Hamnerius, N., 1996. Acne-aetiology and pathogenesis. Treatment of Acne 32, 29–38.
Hayes, A.J., Markovic, B., 2002. Toxicity of Australian essential oil Backhousia citriodora
(Lemon myrtle). Part 1. Antimicrobial activ- ity and in vitro cytotoxicity. Food and
Chemical Toxicology 40, 535– 543.
Leydon, J.J., 1997. Therapy for Acne vulgaris. The New England Journal of Medicine, 1156–
1162.
Mahabusarakam, W., Wiriyachitra, P., Taylor, W.C., 1987. Chemical con- stituents of
Garcinia mangostana. Journal of Natural Products 50, 474–478.
Munekazu, I., Hideki, T., Toshiyuki, T., Fujio, A., Yasuko, K., Ryoyu, S., Ken-Ichi, M.,
1996. Antibacterial activity of xanthones from gut- tiferaeous plants against
methicillin-resistant Staphylococcus aureus.
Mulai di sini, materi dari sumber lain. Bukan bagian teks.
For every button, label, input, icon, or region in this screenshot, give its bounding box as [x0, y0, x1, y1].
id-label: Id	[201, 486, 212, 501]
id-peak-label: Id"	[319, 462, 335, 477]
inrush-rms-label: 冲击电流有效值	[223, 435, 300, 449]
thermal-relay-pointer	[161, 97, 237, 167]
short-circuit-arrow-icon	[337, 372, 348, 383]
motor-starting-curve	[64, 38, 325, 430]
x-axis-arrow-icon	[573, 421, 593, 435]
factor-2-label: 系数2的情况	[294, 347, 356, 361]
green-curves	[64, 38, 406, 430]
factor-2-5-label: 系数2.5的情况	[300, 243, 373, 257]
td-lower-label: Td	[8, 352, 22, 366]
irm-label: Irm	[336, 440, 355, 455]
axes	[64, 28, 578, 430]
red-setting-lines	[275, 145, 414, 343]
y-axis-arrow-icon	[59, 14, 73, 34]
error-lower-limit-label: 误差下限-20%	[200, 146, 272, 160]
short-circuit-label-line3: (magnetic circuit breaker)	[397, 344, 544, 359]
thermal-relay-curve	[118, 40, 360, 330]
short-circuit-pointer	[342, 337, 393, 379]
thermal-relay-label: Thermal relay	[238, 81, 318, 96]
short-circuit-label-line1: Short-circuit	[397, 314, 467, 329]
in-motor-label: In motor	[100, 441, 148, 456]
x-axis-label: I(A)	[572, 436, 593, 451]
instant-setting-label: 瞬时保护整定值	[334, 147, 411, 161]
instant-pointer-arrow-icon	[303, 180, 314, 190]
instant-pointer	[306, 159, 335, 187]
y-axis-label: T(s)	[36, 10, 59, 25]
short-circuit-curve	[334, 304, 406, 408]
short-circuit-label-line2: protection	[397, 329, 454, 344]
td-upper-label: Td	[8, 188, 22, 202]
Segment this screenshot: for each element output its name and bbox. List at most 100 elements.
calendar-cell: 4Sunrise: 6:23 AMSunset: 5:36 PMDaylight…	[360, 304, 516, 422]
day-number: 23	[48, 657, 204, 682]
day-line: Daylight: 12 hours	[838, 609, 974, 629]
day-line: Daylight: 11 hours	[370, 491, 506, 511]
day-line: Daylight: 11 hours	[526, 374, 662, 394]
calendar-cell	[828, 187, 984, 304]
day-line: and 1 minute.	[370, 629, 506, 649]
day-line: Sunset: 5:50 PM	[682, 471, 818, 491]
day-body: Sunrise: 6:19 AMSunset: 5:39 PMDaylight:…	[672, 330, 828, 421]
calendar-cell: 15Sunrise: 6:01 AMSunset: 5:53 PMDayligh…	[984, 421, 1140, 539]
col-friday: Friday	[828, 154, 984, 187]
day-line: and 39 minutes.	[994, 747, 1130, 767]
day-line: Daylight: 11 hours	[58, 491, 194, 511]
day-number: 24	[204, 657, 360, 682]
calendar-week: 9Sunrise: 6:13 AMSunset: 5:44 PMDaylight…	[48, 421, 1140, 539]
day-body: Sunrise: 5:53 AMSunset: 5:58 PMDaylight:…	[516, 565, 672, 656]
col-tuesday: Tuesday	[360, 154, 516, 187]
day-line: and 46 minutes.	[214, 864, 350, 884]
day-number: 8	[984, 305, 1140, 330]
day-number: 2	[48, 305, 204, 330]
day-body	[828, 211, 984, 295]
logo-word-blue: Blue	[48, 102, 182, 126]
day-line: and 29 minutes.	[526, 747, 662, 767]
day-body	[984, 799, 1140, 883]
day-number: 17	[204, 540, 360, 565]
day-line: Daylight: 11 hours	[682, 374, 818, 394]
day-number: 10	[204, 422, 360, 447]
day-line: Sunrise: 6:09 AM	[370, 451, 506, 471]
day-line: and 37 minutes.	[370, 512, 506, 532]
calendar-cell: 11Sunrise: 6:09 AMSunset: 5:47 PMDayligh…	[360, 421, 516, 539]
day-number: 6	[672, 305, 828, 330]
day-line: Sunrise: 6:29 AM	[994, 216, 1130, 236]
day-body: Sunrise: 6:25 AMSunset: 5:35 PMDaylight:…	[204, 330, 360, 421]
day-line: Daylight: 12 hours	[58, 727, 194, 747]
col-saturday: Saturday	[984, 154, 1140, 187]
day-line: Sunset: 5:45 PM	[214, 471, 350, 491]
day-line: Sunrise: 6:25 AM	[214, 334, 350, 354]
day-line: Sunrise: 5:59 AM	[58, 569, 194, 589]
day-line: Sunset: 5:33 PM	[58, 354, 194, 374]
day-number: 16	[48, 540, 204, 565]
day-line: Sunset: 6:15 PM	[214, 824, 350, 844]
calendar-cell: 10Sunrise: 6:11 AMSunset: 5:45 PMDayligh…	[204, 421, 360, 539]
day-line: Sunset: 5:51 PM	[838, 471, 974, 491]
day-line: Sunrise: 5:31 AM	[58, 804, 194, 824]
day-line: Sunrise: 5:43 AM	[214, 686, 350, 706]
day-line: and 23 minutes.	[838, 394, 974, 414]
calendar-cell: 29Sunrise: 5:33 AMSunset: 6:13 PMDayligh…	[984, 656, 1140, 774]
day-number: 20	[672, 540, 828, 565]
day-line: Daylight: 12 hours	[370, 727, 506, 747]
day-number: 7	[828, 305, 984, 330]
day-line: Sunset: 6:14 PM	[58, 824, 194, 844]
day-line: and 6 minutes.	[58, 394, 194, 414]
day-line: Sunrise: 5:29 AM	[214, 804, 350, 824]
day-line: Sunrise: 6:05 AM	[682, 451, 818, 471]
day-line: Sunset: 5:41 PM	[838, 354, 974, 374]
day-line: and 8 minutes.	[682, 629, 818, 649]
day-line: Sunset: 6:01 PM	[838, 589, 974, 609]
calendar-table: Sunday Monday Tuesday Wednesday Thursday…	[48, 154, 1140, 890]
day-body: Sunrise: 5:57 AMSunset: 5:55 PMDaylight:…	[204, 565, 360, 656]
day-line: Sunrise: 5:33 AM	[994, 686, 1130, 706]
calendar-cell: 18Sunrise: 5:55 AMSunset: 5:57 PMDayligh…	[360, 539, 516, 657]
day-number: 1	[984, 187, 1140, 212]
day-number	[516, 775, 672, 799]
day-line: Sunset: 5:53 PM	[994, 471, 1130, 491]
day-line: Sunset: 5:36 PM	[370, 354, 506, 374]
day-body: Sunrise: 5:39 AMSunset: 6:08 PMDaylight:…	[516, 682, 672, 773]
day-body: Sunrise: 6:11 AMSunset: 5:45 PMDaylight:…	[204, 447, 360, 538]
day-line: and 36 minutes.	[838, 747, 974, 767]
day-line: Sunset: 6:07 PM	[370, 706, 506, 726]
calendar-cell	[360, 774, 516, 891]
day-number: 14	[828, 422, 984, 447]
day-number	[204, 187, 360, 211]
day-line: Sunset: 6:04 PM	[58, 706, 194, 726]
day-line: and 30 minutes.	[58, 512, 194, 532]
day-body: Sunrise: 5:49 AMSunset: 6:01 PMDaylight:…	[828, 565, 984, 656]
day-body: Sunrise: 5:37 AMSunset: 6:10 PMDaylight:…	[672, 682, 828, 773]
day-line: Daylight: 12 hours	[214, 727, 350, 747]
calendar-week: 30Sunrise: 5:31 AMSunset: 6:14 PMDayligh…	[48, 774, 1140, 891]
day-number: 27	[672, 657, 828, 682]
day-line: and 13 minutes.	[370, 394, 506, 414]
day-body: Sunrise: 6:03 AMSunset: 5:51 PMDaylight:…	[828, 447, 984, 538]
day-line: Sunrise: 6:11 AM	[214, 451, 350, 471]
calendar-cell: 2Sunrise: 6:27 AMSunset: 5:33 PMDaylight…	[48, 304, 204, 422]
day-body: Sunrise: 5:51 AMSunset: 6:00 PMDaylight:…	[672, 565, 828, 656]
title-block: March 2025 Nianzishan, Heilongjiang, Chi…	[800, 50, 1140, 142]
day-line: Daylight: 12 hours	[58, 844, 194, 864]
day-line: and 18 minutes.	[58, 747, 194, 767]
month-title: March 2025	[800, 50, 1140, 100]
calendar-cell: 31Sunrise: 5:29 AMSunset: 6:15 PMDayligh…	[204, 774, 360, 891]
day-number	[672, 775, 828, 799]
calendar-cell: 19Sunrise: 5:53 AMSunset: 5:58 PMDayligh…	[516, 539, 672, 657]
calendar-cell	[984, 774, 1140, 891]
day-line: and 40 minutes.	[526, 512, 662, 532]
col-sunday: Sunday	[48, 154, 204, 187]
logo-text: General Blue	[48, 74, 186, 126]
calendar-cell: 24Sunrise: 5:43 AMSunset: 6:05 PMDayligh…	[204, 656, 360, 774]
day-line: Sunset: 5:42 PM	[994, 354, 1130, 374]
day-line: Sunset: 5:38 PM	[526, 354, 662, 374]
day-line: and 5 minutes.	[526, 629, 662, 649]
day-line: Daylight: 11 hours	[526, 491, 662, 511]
Journal of Pharmacy and Pharmacology
48, 861–865.
Sahin, F., Karaman, I., Gulluce, M., Ogutcu, H., Sengul, M., Adiguzel, A., Ozturk, S., Kotan,
R., 2003. Evaluation of antimicrobial activ- ities of Satureja hortensis L. Journal of
Ethnopharmacology 87, 61–65.
Swanson, I.K., 2003. Antibiotic resistance of Propionibacterium acnes in Acnes vulgaris.